At the beginning of this stretch of work back in 2011 I did a lot of "deep dives" in the data to try to make meaning out of it, we're small enough that sample size is a big issue: For example, trying to look at readmissions per PCP doesn't work for us on an ongoing basis because they have too few admissions and readmissions in any given month or quarter to be statistically valid, and aggregating to a year doesn't help much for performance improvement, except to look for large outliers, but even then that doesn't necessarily tell us anything useful because PCPs can have such different patient panels.
Also, there's a fundamental issue that hospital quality of care doesn't necessarily have much impact on readmission rates, for example socioeconomic factors were shown to have quite a bit more impact for patients with chronic heart failure in one study last year. More than once we've implemented a change in some area of care and then watched the readmission rate spike for that area, there's a ton of variation in the process that we don't know about and don't have any control over, like when flu season hits.

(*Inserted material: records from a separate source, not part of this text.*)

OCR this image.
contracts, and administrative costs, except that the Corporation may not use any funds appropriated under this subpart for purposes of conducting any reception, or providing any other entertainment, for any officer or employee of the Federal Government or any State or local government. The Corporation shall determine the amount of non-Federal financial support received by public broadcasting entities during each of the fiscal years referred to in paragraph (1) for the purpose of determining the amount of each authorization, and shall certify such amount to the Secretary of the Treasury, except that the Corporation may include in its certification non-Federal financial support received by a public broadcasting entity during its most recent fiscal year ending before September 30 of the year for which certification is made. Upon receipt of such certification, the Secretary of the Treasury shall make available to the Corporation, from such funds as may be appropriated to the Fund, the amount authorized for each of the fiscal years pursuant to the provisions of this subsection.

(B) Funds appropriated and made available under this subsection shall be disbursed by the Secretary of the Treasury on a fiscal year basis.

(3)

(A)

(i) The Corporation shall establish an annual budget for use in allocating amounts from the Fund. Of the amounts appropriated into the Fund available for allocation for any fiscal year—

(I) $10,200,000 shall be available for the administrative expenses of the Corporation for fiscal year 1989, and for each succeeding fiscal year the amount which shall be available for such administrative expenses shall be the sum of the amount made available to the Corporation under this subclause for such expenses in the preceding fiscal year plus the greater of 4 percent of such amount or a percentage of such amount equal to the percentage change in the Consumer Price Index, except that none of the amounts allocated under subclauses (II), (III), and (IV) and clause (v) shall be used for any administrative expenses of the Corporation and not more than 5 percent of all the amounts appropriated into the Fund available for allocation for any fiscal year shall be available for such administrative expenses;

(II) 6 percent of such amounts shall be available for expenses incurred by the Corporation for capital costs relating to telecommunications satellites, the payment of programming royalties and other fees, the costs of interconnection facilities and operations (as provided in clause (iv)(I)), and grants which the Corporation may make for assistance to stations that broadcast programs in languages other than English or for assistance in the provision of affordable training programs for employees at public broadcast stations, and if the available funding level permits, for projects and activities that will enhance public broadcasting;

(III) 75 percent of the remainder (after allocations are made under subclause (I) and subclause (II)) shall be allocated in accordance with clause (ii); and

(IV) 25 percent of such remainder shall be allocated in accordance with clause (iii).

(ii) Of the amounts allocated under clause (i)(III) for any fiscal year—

Where that has led us is that through those deep dives we identified a few areas like the readmission rate from patients discharged to skilled nursing facilities, COPD, other high utilizers, and 0-3 day readmissions and we're working on those areas, plus transitions of care issues that we'd known about (med reconciliation, regular rounding, etc.). These issues mostly call for common-cause solutions instead of special cause solutions, and it's been really hard to tease any progress out in any short-term way. On an aggregate basis our readmission rate is declining, and we're hoping that it's a real change, but it's going to take a year or more to see if the change is systemic.
What we're doing for ongoing reporting is that we've got a line chart showing quarterly and annual readmission rates (with our estimates and the PEPPER actuals that are 6+ months behind), a bar chart showing our monthly variance from target, and some run charts. I also publish a list of system high utilizer patients for our primary care offices and transitions of care nurse, and there's a "kitchen sink" dashboard with a bunch of available dimensions (via a parameter) for our VP to slice and dice the data. We're also including floor/unit specific readmission rates on the floor/unit dashboards, as well as some scores for patient experience transitions of care questions that we capture along with the HCAHPS data.